Howard Heemstra was an architect, professor of architecture, and photographer. He was born in Orange City, Iowa on December 22, 1928 and died in Ames, Iowa on July 22, 2011. He graduated from Northwestern Academy (1946), and Northwestern Junior College in Orange City in 1948 before earning a Bachelor of Architecture degree from Iowa State University in 1952.
After working briefly in Sioux City for an architecture firm Heemstra joined the US Army and served two years in the Korean War. After returning from abroad he applied for graduate studies to Harvard University and the Cranbrook Academy of Arts in Bloomfield, Michigan. Since he could not afford Harvard's tuition he enrolled at Cranbrook and earned his Master of Architecture degree in 1958. Heemstra worked twelve years as an architect before joining Iowa State University in 1966. He became a full professor in 1976 and continued to teach until his retirement in 2003, when he was named Professor Emeritus.

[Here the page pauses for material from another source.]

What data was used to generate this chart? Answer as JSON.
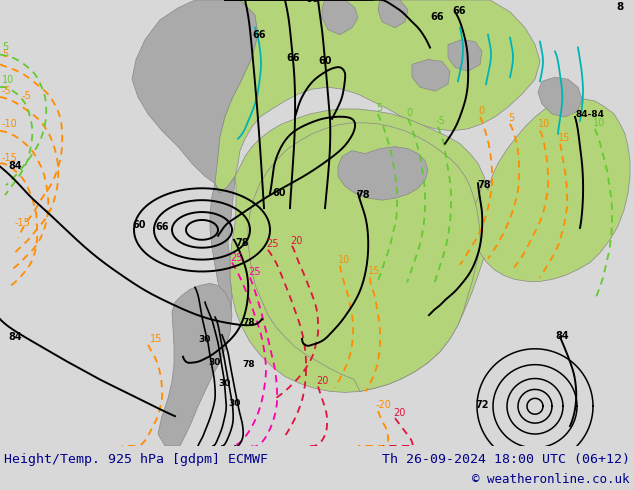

Heemstra worked at Ray Crites' architectural office in Cedar Rapids when the commission for Stephens Auditorium, part of the Iowa State Center on the Iowa State University campus, came to the firm, and he was the project architect for the building which was completed in 1969. Stephens Auditorium was selected as the "Building of the Century" by the Iowa chapter of the American Institute of Architects in 2004.